Le sfumato est l'une des quatre méthodes de peinture qui caractérise l'art de la Renaissance, avec le cangiante, le chiaroscuro et l'unione. De Vinci lui-même a décrit cette technique comme une fumée, où les lignes sont estompées, adoucies et masquées pour créer un effet brumeux de profondeur et d'ombre.

Dans le passé, des observations détaillées, des mesures optiques et des reconstitutions avaient permis de comprendre comment la technique était appliquée. Les résultats étaient néanmoins limités par le fait que les tests nécessitent souvent le prélèvement d'échantillons. En 2010,  les scientifiques ont utilisé la spectroscopie de fluorescence X, une technique d'analyse non-invasive, pour examiner les couches de peinture des sept oeuvres ainsi que leur composition chimique (les experts se sont surtout intéressés aux visages, où le sfumato est le plus évident). La spectrométrie de fluorescence X consiste à bombarder la matière que l'on veut étudier avec des rayons X pour mesurer ceux qu'elle réémet en fonction des éléments qui la composent. On peut ainsi caractériser la composition en pigments d'un tableau, et également obtenir des informations sur les couches successives qui le composent.

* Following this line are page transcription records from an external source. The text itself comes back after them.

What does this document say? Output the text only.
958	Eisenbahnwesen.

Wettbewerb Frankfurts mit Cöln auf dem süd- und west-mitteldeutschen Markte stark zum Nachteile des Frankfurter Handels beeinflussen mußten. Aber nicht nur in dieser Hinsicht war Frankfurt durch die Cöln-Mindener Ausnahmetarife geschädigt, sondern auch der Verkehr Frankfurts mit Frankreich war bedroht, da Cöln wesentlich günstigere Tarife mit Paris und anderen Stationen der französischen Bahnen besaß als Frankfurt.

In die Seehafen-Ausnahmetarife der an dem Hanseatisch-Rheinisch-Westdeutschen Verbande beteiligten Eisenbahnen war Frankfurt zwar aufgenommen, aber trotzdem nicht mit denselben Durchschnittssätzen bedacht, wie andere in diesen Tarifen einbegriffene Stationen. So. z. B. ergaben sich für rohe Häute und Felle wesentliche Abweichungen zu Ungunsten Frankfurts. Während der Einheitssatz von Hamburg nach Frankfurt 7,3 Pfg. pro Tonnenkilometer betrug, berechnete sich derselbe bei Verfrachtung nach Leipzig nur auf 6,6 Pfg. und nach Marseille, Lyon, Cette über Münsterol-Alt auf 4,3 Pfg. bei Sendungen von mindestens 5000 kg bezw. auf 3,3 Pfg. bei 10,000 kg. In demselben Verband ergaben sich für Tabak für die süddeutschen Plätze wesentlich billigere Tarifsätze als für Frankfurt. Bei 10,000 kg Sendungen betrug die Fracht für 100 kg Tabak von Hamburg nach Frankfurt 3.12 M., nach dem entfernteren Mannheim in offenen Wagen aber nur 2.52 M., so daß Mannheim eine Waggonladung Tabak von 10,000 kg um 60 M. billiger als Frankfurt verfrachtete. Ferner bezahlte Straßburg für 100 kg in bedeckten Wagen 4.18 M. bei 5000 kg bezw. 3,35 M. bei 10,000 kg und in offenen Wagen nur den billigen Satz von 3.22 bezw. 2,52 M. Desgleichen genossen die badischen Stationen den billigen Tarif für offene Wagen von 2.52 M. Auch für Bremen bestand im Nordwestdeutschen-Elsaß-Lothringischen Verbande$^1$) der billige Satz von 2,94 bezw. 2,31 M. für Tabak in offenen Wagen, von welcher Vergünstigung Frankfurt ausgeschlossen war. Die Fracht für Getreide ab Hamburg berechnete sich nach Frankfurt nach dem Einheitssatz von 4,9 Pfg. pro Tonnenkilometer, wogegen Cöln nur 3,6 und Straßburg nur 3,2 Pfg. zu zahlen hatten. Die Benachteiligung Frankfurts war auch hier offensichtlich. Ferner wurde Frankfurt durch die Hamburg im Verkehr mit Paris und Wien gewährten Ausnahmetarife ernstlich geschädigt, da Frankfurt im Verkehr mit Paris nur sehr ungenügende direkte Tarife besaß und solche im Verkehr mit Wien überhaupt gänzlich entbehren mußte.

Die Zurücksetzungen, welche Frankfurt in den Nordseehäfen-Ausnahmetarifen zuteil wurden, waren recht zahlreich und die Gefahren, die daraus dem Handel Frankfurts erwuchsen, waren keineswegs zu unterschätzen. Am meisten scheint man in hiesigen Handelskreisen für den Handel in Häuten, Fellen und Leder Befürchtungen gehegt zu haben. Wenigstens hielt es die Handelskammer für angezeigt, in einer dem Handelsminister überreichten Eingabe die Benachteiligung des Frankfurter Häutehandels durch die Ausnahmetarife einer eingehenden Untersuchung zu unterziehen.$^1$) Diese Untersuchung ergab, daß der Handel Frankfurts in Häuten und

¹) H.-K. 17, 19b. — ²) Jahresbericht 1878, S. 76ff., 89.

Parmi les oeuvres étudiées : La Joconde, L' Annonciation, La Vierge aux rochers, La Belle Ferronnière, Saint Anne, la Vierge et l'Enfant, Saint Jean-Baptiste, Bacchus. Ces oeuvres ont été étudiées au Musée du Louvre, grâce à un appareil de spectrométrie de fluorescence X portable et analysées grâce à un logiciel de simulation et d'analyse quantitative des tableaux développé par Armando Solé, chercheur au synchrotron de Grenoble (ESRF).

Dans cette étude publiée dans la revue "Angewandte Chemie International", les scientifiques ont démontré que l'art du Sfumato était obtenu par application d'un glacis composé d'une superposition de couches très fines de 1 à 2 microns. Pour  donner cette impression de volume et d'évanescence, Léonard de Vinci pouvait appliquer jusqu'à 30 couches de vernis, l'épaisseur totale de matière ne dépassant pas 30 à 40 microns, soit la moitié de l'épaisseur d'un cheveu humain.

Référence scientifique : Viguerie L. et al, Revealing the sfumato technique of Leonardo da Vinci by X-ray  Fluorescence Spectroscopy, Angewandte Chemie International Edition, 2010, 49, DOI: 10.1002/anie.201001116.